Friday, May 11, 2018

The Broom

One cold winter morning the guards led me out to a snow-covered field where a massive stone chopping block and an executioner with a heavy wooden axe were waiting for me. I was part of a large family that had ruled the kingdom for ages. But now the family had been overthrown and all the other family members had been eliminated. I was the last one that they had left to deal with. The young prince of the new ruling family stood beside the executioner as a witness, his pale face hard and petulant, his arms folded across his chest, his right fist flexing and cracking the leather of his black glove.

As the guards were lowering me to my knees before the chopping block, the prince put up his hand to stop them. He gave them a short nod, indicating that he wanted a second to speak to me, to indulge his curiosity. Then he asked me the simplest question of all. He asked me if I was angry. I laughed at the question. I told him that the magnitude of what was happening was far beyond the possibility of anger. I looked up at the snow beginning to swirl in the grey sky above, and I told him that I felt like a bird that was about to fly away and vanish forever. How could I be angry? What good would it do me?

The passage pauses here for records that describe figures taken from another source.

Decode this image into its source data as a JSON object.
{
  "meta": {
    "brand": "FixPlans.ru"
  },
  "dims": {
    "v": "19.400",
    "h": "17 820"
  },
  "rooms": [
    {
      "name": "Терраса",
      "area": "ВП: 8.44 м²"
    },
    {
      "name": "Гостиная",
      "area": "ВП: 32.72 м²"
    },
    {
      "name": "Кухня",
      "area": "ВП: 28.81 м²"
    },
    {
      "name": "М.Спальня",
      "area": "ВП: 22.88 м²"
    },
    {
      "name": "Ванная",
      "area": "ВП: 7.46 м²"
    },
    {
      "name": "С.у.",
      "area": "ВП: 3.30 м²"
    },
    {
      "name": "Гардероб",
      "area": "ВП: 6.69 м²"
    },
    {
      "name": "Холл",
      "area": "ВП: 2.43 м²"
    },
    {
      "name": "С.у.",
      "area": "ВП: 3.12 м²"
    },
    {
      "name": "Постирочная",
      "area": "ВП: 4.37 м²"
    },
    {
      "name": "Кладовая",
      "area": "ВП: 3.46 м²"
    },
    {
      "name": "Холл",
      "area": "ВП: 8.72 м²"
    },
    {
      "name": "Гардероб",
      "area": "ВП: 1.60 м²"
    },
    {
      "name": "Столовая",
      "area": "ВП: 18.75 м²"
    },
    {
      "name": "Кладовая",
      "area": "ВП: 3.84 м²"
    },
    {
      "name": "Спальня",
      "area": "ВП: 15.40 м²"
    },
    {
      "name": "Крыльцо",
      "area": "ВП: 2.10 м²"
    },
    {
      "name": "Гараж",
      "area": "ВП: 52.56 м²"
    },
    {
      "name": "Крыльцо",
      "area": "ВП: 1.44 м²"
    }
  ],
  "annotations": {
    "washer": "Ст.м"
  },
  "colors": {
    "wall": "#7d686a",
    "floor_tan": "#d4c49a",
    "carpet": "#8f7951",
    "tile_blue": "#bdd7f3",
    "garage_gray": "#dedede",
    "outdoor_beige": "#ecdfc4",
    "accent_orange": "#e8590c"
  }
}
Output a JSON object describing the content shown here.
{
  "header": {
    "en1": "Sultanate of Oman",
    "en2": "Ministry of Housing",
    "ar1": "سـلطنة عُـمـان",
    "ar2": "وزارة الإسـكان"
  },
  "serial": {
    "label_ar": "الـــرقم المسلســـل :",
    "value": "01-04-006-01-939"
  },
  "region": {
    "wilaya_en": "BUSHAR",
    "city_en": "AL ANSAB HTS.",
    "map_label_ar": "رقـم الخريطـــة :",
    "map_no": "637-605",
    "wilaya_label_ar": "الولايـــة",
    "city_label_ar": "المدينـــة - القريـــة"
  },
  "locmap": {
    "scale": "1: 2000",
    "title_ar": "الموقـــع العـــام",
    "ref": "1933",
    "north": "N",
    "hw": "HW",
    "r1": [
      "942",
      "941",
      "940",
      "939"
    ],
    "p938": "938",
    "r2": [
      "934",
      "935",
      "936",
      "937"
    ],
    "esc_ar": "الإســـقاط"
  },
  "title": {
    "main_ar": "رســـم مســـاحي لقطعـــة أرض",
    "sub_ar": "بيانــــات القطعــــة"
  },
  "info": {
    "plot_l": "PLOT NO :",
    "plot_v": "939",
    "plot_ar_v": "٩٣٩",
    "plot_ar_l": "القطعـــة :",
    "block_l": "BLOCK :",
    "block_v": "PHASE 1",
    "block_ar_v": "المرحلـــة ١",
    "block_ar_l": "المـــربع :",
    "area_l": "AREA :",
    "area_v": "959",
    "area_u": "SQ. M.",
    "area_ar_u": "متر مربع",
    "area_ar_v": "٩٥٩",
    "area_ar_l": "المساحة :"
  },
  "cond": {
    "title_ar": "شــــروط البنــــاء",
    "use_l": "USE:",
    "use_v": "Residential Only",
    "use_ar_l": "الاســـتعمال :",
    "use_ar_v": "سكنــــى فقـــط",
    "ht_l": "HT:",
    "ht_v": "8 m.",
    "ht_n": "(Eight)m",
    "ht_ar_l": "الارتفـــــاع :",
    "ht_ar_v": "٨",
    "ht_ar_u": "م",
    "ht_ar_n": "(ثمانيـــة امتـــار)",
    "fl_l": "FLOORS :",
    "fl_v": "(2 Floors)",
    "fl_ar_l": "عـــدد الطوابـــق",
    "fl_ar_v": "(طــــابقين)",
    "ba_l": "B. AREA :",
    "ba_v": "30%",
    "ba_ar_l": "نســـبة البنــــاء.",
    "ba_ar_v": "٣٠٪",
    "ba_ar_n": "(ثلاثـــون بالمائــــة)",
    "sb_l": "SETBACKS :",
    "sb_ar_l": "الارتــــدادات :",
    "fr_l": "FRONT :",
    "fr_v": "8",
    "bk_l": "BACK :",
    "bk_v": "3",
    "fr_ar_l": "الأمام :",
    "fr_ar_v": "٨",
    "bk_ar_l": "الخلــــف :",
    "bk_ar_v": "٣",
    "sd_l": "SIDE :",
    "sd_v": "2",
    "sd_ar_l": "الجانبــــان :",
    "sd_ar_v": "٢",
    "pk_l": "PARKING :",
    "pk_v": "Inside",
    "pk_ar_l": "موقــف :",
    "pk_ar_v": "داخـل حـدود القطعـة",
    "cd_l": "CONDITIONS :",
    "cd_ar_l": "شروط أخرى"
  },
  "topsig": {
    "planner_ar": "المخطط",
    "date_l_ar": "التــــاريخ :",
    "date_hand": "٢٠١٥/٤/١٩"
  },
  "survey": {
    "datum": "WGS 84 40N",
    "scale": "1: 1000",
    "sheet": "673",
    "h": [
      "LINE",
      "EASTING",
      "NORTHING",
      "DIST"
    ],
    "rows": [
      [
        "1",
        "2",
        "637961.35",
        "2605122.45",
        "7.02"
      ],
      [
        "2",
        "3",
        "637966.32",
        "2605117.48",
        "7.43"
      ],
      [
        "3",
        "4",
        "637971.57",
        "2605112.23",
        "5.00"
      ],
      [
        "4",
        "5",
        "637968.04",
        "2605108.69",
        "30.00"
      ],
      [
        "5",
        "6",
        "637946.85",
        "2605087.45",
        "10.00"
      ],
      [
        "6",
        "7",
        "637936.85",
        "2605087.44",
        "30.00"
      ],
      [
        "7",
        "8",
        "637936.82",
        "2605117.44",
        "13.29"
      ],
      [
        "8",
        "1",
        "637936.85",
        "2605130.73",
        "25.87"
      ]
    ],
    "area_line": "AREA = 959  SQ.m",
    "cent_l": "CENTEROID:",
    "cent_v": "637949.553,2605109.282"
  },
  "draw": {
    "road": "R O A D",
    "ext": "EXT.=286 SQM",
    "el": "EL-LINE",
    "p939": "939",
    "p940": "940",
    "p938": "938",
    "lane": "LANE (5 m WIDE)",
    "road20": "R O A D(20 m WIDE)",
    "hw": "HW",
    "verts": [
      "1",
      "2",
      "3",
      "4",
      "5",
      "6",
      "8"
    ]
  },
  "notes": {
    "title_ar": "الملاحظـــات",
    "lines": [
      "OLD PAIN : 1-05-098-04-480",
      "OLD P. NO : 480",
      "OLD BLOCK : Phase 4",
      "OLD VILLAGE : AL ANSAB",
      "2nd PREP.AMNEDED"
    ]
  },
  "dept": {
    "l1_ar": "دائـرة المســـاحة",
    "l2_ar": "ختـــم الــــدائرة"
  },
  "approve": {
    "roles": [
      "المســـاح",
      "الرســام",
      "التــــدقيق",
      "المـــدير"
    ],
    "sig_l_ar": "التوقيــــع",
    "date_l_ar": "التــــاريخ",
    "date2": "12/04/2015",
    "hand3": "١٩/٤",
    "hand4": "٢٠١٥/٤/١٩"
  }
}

The prince still had his hand held up as he took a moment to consider my answer. Then he flipped his palm over and gestured for the guards to help me to my feet, and I knew then that I had been spared. "From now on, you will be just another commoner," he told me. "Your family name will be stripped of any significance that it once had. Any thought that you might have of regaining power will be like trying to grasp at the air. There will be nothing there for you. You will be no one." He told me that I would become the caretaker of the castle, serving the new ruling family. And in a briefly improvised ceremony, a broom was brought out from a stable nearby and placed into my hands as a coronation of my new position. I nodded eagerly. I accepted everything gladly. I clutched the cold wooden handle. There were chunks of snow and ice in the bristles.

And so I stayed on, sweeping the halls of the castle clean in the winters, and tending to the gardens outside in the summers. And that feeling of being a vanishing bird carried me through the rest of my life. I felt it whenever I passed by a window and saw the clouds in the blue sky, whenever I paused in my sweeping to look at the portraits hung in the main gallery, whenever the midday shadows fell deep along the stone walls, whenever I heard the bells toll the birth of a new royal child, or the marriage of the princess, or the crowning of the prince. I swept down through all these moments, days scattered by the handful, only ever touching down slightly, grazing them barely, like things dreamt of or already remembered, beautiful, beautiful things of no consequence whatsoever.